Mental Models of the Israeli-Palestinian Conflict




Umfang & Ausstattung 20 S.
Erschienen 05/10
ISSN & Heft-No. 1611_1818_64


In order to investigate whether and to what extent criticism of Israel is due to anti-Semitic tendencies, it is not
sufficient to correlate Israel critical statements with anti-Semitic attitudes. We rather need to reconstruct the mental models
according to which the participants make their own meaning of the Israeli-Palestinian conflict to which they take a stance.
Based on the assumption that mental models have both, an emotional and a cognitive component, the present paper introduces
a questionnaire which was designed in order to measure these components and a two-step process of data analysis by which
the mental models can be reconstructed.
The results of a pilot study with German and Austrian participants speak for the validity of this methodological approach. In
accordance with prior research, they also conform with the assumptions (1) that the formation of an interpretive frame requires
a certain minimum of knowledge and/or familiarity with the issue of which the participants try to make meaning and (2) that
also those participants who interpret the conflict according to a war frame believe in peace as the ultimate goal of war.

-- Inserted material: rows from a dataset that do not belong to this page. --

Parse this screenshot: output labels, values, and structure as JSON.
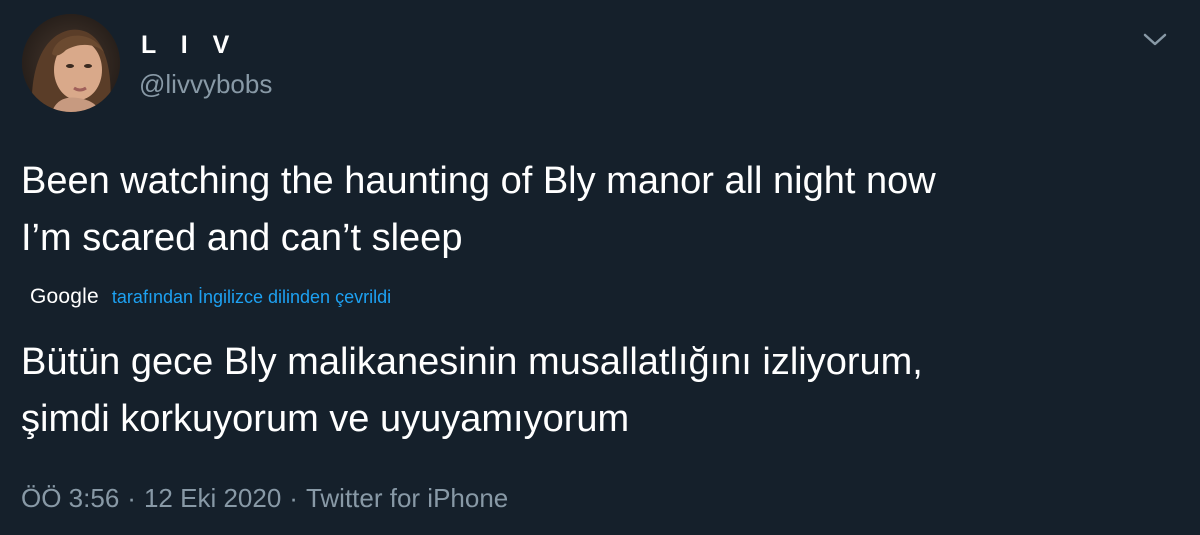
{
  "author": {
    "display_name": "L I V",
    "handle": "@livvybobs",
    "avatar": "profile-photo"
  },
  "menu": {
    "icon": "chevron-down-icon"
  },
  "tweet": {
    "text_original": "Been watching the haunting of Bly manor all night now\nI’m scared and can’t sleep",
    "translation": {
      "provider": "Google",
      "label": "tarafından İngilizce dilinden çevrildi",
      "text": "Bütün gece Bly malikanesinin musallatlığını izliyorum,\nşimdi korkuyorum ve uyuyamıyorum"
    },
    "time": "ÖÖ 3:56",
    "date": "12 Eki 2020",
    "source": "Twitter for iPhone",
    "separator": "·"
  },
  "colors": {
    "background": "#15202b",
    "text": "#ffffff",
    "secondary": "#8899a6",
    "link": "#1da1f2"
  }
}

Although the study is not representative, it also gives some insight into how (mainly) young educated people in Germany and
Austria relate themselves to the conflict: they support a conflict resolution through negotiation all over, they condemn
Palestinian terror attacks throughout more strictly than Israeli military operations and the majority of them either sympathizes
with Israel or holds a mental model which calls for peace to both sides’ benefit. At the same time, however, the results of the
study also indicate that Israel is losing the propaganda war for the hearts and minds of the German and Austrian public: The
more the participants become familiar with the conflict, the more do they take a pro-Palestinian stance.